A condenação do ex-deputado federal Eduardo Bolsonaro pela Primeira Turma do Supremo Tribunal Federal (STF) provocou forte repercussão entre parlamentares da base governista e da oposição. Por unanimidade, os ministros condenaram Eduardo a 4 anos e 2 meses de prisão pelo crime de coação no curso do processo, ao entender que ele atuou junto a autoridades dos Estados Unidos para pressionar integrantes do Judiciário brasileiro e tentar interferir no processo que resultou na condenação do ex-presidente Jair Bolsonaro por tentativa de golpe de Estado.
Além da pena de prisão e da multa, a decisão torna Eduardo inelegível por, pelo menos, oito anos após o cumprimento integral da pena. Em nota, o ex-deputado afirmou que não foi formalmente notificado da decisão e classificou a condenação como nula por suposta falta de respeito ao devido processo legal.
Outros aliados também saíram em defesa do ex-deputado. O deputado Nikolas Ferreira comparou a atuação de Eduardo nos Estados Unidos ao movimento político que antecedeu o impeachment de Dilma Rousseff.
A deputada Caroline de Toni classificou a decisão como um absurdo, enquanto o líder do PL na Câmara, Sóstenes Cavalcante, afirmou que a perseguição terá consequências no futuro.
Do outro lado, parlamentares da base do governo e representantes da esquerda comemoraram a condenação. A deputada Erika Hilton afirmou que a decisão representa uma vitória da democracia.
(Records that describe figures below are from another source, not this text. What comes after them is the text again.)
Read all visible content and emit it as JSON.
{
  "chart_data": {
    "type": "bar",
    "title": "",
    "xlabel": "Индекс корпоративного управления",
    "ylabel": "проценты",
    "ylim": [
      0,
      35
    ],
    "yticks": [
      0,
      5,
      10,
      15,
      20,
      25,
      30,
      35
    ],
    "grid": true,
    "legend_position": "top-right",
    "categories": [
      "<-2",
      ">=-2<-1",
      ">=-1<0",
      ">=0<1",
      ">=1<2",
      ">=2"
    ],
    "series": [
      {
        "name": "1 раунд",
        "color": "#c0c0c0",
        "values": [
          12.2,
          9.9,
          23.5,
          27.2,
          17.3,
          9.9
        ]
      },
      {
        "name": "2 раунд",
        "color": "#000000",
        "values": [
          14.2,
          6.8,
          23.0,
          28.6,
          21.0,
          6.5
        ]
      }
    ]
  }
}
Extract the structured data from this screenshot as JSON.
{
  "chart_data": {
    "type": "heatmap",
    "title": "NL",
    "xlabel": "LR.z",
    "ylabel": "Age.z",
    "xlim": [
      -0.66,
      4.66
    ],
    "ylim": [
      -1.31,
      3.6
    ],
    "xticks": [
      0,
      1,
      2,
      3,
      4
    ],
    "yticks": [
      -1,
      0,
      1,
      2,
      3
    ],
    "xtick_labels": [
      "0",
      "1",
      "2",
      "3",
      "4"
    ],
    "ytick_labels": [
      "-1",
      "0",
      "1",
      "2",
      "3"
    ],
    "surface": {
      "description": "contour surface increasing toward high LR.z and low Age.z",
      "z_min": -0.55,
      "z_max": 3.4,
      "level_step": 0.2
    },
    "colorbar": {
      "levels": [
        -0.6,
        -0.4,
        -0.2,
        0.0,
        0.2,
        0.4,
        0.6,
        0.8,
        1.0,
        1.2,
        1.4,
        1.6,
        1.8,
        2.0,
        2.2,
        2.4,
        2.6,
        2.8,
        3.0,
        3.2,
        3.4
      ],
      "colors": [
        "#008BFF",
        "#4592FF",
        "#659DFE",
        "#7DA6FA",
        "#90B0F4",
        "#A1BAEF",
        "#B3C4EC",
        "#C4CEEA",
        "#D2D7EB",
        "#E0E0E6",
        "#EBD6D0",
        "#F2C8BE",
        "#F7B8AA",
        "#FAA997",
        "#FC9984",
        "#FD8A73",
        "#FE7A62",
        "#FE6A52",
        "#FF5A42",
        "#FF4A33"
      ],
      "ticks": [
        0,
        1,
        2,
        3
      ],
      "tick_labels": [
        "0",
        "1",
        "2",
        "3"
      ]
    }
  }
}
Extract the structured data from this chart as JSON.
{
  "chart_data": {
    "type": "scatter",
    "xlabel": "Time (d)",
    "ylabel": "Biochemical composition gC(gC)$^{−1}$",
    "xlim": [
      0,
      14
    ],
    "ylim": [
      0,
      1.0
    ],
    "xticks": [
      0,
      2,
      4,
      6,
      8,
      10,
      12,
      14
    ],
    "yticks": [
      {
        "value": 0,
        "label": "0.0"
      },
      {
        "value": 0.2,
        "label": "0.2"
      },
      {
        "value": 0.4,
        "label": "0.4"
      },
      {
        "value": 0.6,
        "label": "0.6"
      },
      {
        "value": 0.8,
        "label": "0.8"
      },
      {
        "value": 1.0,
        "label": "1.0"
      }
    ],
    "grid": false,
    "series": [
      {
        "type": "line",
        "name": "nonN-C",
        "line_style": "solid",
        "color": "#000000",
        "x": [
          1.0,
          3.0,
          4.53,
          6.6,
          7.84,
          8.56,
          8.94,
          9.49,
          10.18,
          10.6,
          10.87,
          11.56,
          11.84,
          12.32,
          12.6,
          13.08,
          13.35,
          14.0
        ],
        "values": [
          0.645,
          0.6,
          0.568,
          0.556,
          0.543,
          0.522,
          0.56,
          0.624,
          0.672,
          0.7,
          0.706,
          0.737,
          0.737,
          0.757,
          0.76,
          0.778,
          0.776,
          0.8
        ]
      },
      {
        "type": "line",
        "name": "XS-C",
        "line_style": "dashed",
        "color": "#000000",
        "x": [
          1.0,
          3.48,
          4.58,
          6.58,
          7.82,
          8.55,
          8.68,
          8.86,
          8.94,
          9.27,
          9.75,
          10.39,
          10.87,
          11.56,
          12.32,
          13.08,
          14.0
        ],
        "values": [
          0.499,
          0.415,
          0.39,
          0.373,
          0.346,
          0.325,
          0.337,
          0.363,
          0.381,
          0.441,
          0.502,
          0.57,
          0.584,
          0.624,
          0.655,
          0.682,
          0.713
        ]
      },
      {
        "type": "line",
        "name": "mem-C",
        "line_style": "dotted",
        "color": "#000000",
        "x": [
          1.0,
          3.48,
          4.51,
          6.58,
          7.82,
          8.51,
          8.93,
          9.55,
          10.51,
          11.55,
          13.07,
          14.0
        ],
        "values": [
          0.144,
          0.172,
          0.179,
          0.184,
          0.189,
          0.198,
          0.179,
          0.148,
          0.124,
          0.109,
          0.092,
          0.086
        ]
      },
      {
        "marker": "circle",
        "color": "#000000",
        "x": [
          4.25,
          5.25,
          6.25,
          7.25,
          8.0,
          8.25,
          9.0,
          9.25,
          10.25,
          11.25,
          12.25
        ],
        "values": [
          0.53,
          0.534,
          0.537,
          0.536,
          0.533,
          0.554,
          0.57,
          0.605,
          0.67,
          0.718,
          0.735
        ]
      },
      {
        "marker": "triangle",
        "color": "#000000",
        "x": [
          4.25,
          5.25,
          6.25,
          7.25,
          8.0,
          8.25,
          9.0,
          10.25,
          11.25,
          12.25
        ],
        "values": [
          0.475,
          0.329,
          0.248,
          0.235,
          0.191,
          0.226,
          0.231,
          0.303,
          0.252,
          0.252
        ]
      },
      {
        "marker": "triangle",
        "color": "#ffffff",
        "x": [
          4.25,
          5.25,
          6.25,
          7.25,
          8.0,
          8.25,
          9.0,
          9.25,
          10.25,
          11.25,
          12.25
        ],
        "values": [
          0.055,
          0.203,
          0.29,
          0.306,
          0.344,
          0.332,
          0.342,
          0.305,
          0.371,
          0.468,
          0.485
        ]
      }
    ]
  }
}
O ministro Guilherme Boulos disse que a condenação deixa um recado para quem ainda conspira contra o país.


O deputado Alencar Santana criticou o fato de Eduardo residir nos Estados Unidos e o chamou de "fujão". Já a deputada Tabata Amaral classificou o ex-deputado como "traidor condenado".
A decisão amplia a polarização política em torno dos processos relacionados aos atos antidemocráticos e deve continuar repercutindo nos próximos dias dentro e fora do Congresso Nacional.